Another motif running through the book is Trotsky. The above quote comes early in the book, but there are many other references, including this one quite late:
Wasn’t he [Trotsky] the god of small things and massive ideas, a cultivator of man’s better instincts? That, my friends, is the greatest work of the imagination: not action, but the thought of action.
Maf sees Trotsky as an enlightened being, who might, just might have shown us the way, had he been given the chance. But, let’s move on, because this book – chockablock as it is with philosophers, artists, writers, actors, critics and politicians – rarely stands still. We are continually on the move, either physically as Maf moves from place to place, or mentally as Maf explores idea after idea, such as fiction and art versus reality, tragedy versus comedy, humans versus animals, interior decoration, psychoanalysis, politics and fame, master versus servant (even in the great democracy). These are not didactically or artificially explored in a let’s-tick-off-another-obsession way. They are neatly integrated into the story as Marilyn, with Maf in tow, experiences the last years of her life. She dines with Frank Sinatra, discusses books with Carson McCullers, is treated by her therapists, attends Lee Strasberg’s Actors Studio, discusses civil rights with JFK, works with Cukor on Something’s gotta give, and so on. As far as I can tell, all the facts of her life presented here are “real” – as are the major cultural movers and shakers depicted within. It can be daunting to confront so many names in such a short space, but there are some good laughs here if you just go with the flow.
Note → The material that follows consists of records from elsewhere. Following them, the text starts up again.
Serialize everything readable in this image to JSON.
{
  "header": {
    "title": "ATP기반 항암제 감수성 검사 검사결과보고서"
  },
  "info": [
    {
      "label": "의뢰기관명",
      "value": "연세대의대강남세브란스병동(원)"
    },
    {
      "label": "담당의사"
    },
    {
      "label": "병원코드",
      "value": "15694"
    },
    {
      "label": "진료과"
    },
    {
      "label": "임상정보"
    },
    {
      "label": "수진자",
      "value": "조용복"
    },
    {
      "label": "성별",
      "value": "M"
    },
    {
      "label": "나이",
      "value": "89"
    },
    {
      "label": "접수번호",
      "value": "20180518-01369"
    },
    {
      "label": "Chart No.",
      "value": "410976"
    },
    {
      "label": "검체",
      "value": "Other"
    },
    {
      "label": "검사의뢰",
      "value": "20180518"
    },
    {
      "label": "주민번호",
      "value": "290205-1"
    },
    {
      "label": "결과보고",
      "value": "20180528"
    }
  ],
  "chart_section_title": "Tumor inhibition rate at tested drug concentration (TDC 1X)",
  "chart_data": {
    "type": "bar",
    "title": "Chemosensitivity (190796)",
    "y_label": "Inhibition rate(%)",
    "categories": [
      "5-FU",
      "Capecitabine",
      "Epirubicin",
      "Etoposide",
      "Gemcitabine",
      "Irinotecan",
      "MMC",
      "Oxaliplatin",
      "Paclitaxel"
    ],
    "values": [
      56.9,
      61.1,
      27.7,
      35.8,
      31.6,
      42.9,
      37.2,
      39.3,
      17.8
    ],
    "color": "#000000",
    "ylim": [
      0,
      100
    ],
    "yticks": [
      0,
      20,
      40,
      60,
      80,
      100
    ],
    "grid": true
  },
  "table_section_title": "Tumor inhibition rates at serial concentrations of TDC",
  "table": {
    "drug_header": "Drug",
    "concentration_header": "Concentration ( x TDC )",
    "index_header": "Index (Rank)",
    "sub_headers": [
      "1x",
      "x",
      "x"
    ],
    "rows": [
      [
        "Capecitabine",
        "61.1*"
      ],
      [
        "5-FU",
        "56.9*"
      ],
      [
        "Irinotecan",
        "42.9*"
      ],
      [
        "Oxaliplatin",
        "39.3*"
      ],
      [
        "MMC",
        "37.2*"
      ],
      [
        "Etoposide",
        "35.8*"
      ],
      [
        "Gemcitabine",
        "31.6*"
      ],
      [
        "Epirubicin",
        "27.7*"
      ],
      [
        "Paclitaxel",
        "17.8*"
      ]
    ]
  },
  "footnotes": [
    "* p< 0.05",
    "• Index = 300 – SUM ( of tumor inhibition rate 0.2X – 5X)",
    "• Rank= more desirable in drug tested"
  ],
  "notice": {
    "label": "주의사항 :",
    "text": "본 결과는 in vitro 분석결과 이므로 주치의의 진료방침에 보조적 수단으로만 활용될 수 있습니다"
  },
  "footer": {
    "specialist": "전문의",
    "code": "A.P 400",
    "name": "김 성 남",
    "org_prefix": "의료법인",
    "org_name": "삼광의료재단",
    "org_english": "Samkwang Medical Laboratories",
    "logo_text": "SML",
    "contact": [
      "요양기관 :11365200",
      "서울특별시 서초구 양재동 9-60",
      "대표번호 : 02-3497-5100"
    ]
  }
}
While the facts are interesting, however, what makes the book are Maf’s observations. Somehow, O’Hagan manages to imbue Maf with a persona, a voice, that works. It’s not twee or sentimental. It’s a little tongue-in-cheek, it’s knowing, and it’s clear-eyed but with compassion where compassion’s due. Maf notices for example the paradox contained in:
… the upper classes arguing in favor of radical politics while their servants set down their tea in front of them.
One of the issues that crops up regularly is the line between art/fiction and reality, which is not surprising in a book populated with actors and other artists. Early in the book Maf tells us that dogs**:
have none of that fatal human weakness for making large distinctions between what is real and what is imagined.
I like this. I fear that too often we polarise life/reality and art/imagination, particularly in literary analysis. We might express discomfort, for example, with a dog narrating a story about people! We “trust” realism, and we distrust or are uncomfortable with the opposite, with what we deem to be “not believable”.
A little later, playing with this idea from a different tack, he tells us:
We are what we imagine we are: reality itself is the true fiction.
Marilyn’s inability to sort this out probably contributes to her undoing. The book’s title suggests that we will get to understand Marilyn, but we don’t. She is, at the end, as elusive, “unearthly”, “abstracted”, as ever she was … which is probably the most realistic (ha?) way to go!
Maf says Marilyn taught him that:
A novel must be what only a novel can be – it must dream, it must open the mind.
Can’t say better than that … and this book, I reckon, gives it a good shot.
The life and opinions of Maf the dog and of his friend Marilyn Monroe
London: Faber and Faber, 2011
* A footnote, emulating Maf whose footnotes add to the fun of the book. I do like to visit the coast, to look at the sea. It’s the beaches – the spending hours on them – that I don’t like.
** In a footnote, Maf tells us there’s been a long tradition of animals speaking for humans, listing such writers as Cervantes, Orwell, Woolf, Swift, Checkhov, Gogol and Tolstoy, just in case we decide to question a tale told in his voice!